Adverse symptoms associated with drug administration are usually temporary and moderate. Among them:

• tachycardia, increased fatigue, orthostatic collapse, dizziness, tinnitus and headaches;
• vomiting, constipation, dyspepsia, nausea, heartburn, diarrhea and dysgeusia;
• hepatic dysfunction and hepatitis;
• renal dysfunction;
• cough;
• arthralgia or pain affecting the joints, sternum or muscles;
• epidermal hyperemia, Quincke's edema, vasculitis of the leukocytoclastic type, urticaria and rashes;
• impotence;
• hyperkalemia or decreased blood hemoglobin values;
• myalgia or cramps affecting the muscles.

Overdose

To date, no cases of Irbetan intoxication have been reported. In the case of taking extremely high dosages (more than 0.9 g per day), tachycardia or bradycardia may develop, and the blood pressure level may also drop dramatically.

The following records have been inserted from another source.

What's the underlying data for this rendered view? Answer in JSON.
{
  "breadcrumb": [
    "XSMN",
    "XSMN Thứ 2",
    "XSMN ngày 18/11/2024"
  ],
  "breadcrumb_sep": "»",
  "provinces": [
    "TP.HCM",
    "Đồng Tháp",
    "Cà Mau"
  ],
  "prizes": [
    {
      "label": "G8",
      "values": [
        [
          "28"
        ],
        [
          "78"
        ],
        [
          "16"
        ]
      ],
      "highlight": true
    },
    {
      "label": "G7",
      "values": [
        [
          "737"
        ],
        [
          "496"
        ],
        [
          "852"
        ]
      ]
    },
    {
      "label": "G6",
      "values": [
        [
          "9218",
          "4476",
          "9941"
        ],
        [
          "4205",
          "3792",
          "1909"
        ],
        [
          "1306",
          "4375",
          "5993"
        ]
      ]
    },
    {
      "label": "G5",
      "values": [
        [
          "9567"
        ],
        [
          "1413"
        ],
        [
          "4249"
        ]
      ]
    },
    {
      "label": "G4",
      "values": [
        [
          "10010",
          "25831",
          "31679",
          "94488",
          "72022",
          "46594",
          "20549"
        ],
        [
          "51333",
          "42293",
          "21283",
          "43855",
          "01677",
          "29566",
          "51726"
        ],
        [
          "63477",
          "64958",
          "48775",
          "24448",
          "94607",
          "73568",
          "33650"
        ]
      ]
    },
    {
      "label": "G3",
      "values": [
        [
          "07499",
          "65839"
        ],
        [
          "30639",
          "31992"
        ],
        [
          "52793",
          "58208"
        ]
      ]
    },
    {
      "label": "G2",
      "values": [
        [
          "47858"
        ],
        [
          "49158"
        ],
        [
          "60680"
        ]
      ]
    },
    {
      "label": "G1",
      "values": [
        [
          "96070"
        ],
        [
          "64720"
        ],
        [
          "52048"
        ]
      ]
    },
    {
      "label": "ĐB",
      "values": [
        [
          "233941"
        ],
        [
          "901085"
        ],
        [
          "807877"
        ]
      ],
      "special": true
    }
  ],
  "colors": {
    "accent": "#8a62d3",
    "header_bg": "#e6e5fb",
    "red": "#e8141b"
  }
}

With such violations, gastric lavage and the intake of activated charcoal are performed. In addition, it is necessary to establish medical monitoring of the patient and carry out symptomatic actions, if necessary.

Hemodialysis procedures for drug poisoning will be ineffective.

Interactions with other drugs

Irbetan is allowed to be combined with thiazide-type diuretics, substances that block the action of Ca channels, as well as with ACE inhibitors.

In cases where the patient was treated with large portions of diuretics for a long time before the administration of drugs, the risk of a decrease in blood pressure at the initial stage of therapy increases due to dehydration of the body.

Combination with potassium-sparing diuretics and potassium-containing dietary supplements may increase plasma potassium levels.

The drug should not be combined with amiodarone, fluconazole and rifamipicin, and in addition with cimetidine, lithium, sulfafenozole, omeprazole and ketoconazole.

The introduction of the drug together with NSAIDs can lead to a weakening of its therapeutic activity.

Storage conditions

Irbetan must be kept in a dark place, closed from the penetration of children. Temperature values are not higher than + 25oC.

Shelf life

Irbetane can be used for a 36-month term from the date of manufacture of the medicinal product.

Analogs

The analogs of the medicine are the substances Konverium, Votum and Irsar with Angizar, and besides this, Aprovel, Diosar and Ibertan with Valzar, as well as Coaprovel and Diostar.